Une question reste en suspens malgré les assurances internationales : les élections auront-elles bien lieu ? Ceux qui répondent par l’affirmative sont certains que « les États-Unis y tiennent pour redorer leur blason ». Et de dénoncer la manœuvre en avouant leur crainte de se voir pris au piège dans « un jeu à l’irakienne ». Une crainte particulièrement répandue parmi les quelque deux cent mille Palestiniens de la partie occupée de Jérusalem où le vote aura lieu comme lors des précédents scrutins dans les bureaux de poste : en 1996, les électeurs mettaient eux-mêmes leur bulletin dans l’urne, mais pour les présidentielles de 2005 ils le donnaient aux employés de poste sans même parfois apercevoir l’urne où il était censé être déposé, augmentant donc l’impression d’être considéré comme un électeur « par correspondance ». Ici, les frustrations sont portées à leur comble et s’expriment ouvertement lors des meetings électoraux : « Je me réjouis de voir autant de responsables politiques venir nous parler, rien que pour cela j’aimerais que nous ayons des élections tous les mois ! » ironise Firas, venu assister dans la même journée à un meeting du parti au pouvoir, le Fatah, puis à un autre de « la troisième voie », la liste de la députée bien connue Hanane Ashraoui et du ministre des Finances Salam Fayyad, très apprécié des Occidentaux. Une liste qui se veut une alternative au Fatah et au groupe radical Hamas, interdit pour sa part par Israël de faire campagne à Jérusalem. Beaucoup de citoyens, s’ils vont écouter les candidats, se demandent toujours pour qui voter, voire même s’ils vont aller voter : « Politiquement l’action est bien sûr importante, explique Ahmad, trente-cinq ans, mais à Jérusalem nous sommes sous occupation totale. Alors, même avec la meilleure volonté du monde, nos futurs élus ne pourront pratiquement rien faire pour nous au quotidien. »

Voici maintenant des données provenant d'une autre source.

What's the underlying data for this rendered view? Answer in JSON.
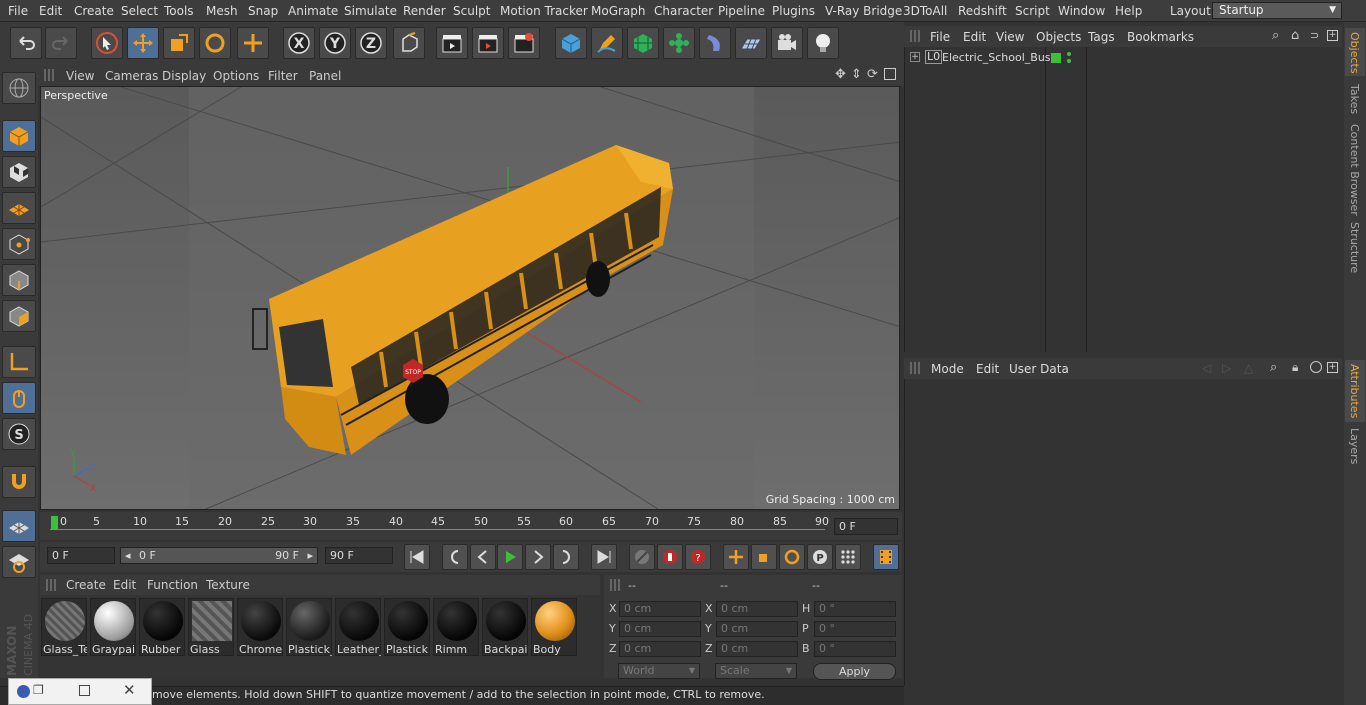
{
  "menubar": {
    "items": [
      "File",
      "Edit",
      "Create",
      "Select",
      "Tools",
      "Mesh",
      "Snap",
      "Animate",
      "Simulate",
      "Render",
      "Sculpt",
      "Motion Tracker",
      "MoGraph",
      "Character",
      "Pipeline",
      "Plugins",
      "V-Ray Bridge",
      "3DToAll",
      "Redshift",
      "Script",
      "Window",
      "Help"
    ],
    "layout_label": "Layout:",
    "layout_value": "Startup"
  },
  "viewport": {
    "menu": [
      "View",
      "Cameras",
      "Display",
      "Options",
      "Filter",
      "Panel"
    ],
    "label": "Perspective",
    "grid_spacing": "Grid Spacing : 1000 cm",
    "bus_stop_sign": "STOP"
  },
  "timeline": {
    "ticks": [
      "0",
      "5",
      "10",
      "15",
      "20",
      "25",
      "30",
      "35",
      "40",
      "45",
      "50",
      "55",
      "60",
      "65",
      "70",
      "75",
      "80",
      "85",
      "90"
    ],
    "current_frame": "0 F"
  },
  "playbar": {
    "start_field": "0 F",
    "range_start": "0 F",
    "range_end": "90 F",
    "end_field": "90 F"
  },
  "materials": {
    "menu": [
      "Create",
      "Edit",
      "Function",
      "Texture"
    ],
    "items": [
      {
        "label": "Glass_Te",
        "color": "#a04040"
      },
      {
        "label": "Graypai",
        "color": "#d9d9d9"
      },
      {
        "label": "Rubber",
        "color": "#111111"
      },
      {
        "label": "Glass",
        "color": "#555555"
      },
      {
        "label": "Chrome",
        "color": "#1a1a1a"
      },
      {
        "label": "Plastick_",
        "color": "#3a3a3a"
      },
      {
        "label": "Leather_",
        "color": "#151515"
      },
      {
        "label": "Plastick",
        "color": "#111111"
      },
      {
        "label": "Rimm",
        "color": "#111111"
      },
      {
        "label": "Backpai",
        "color": "#111111"
      },
      {
        "label": "Body",
        "color": "#e0901a"
      }
    ]
  },
  "coords": {
    "headers": [
      "--",
      "--",
      "--"
    ],
    "rows": [
      {
        "a": "X",
        "av": "0 cm",
        "b": "X",
        "bv": "0 cm",
        "c": "H",
        "cv": "0 °"
      },
      {
        "a": "Y",
        "av": "0 cm",
        "b": "Y",
        "bv": "0 cm",
        "c": "P",
        "cv": "0 °"
      },
      {
        "a": "Z",
        "av": "0 cm",
        "b": "Z",
        "bv": "0 cm",
        "c": "B",
        "cv": "0 °"
      }
    ],
    "mode": "World",
    "scale": "Scale",
    "apply": "Apply"
  },
  "status": {
    "text": "move elements. Hold down SHIFT to quantize movement / add to the selection in point mode, CTRL to remove."
  },
  "objects": {
    "menu": [
      "File",
      "Edit",
      "View",
      "Objects",
      "Tags",
      "Bookmarks"
    ],
    "items": [
      {
        "name": "Electric_School_Bus",
        "layer": "L0"
      }
    ]
  },
  "attributes": {
    "menu": [
      "Mode",
      "Edit",
      "User Data"
    ]
  },
  "right_tabs": [
    "Objects",
    "Takes",
    "Content Browser",
    "Structure",
    "Attributes",
    "Layers"
  ],
  "logo": {
    "brand": "MAXON",
    "product": "CINEMA 4D"
  }
}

On fait aussi remarquer que les arrangements de 1996 ne valent plus, le contexte ayant terriblement changé, ne serait-ce que par la construction du mur qui découpe les quartiers palestiniens en îlots isolés. C’est avec une certaine appréhension que l’on se remémore ce scrutin : « Devant tous les bureaux de poste, il y avait des soldats israéliens avec des chiens, se rappelle Yaoub, habitant de la vieille ville de Jérusalem. Ma sœur a eu tellement peur qu’elle est retournée chez elle sans aller voter ! Moi, je suis entré, mais j’espère que cette fois-ci j’aurai un meilleur accueil ! » Pour les Palestiniens de la partie occupée de la Ville sainte, le droit de voter commence au seuil de leur porte, par le droit de se rendre, le moment venu, jusqu’aux bureaux de vote sans être intimidés.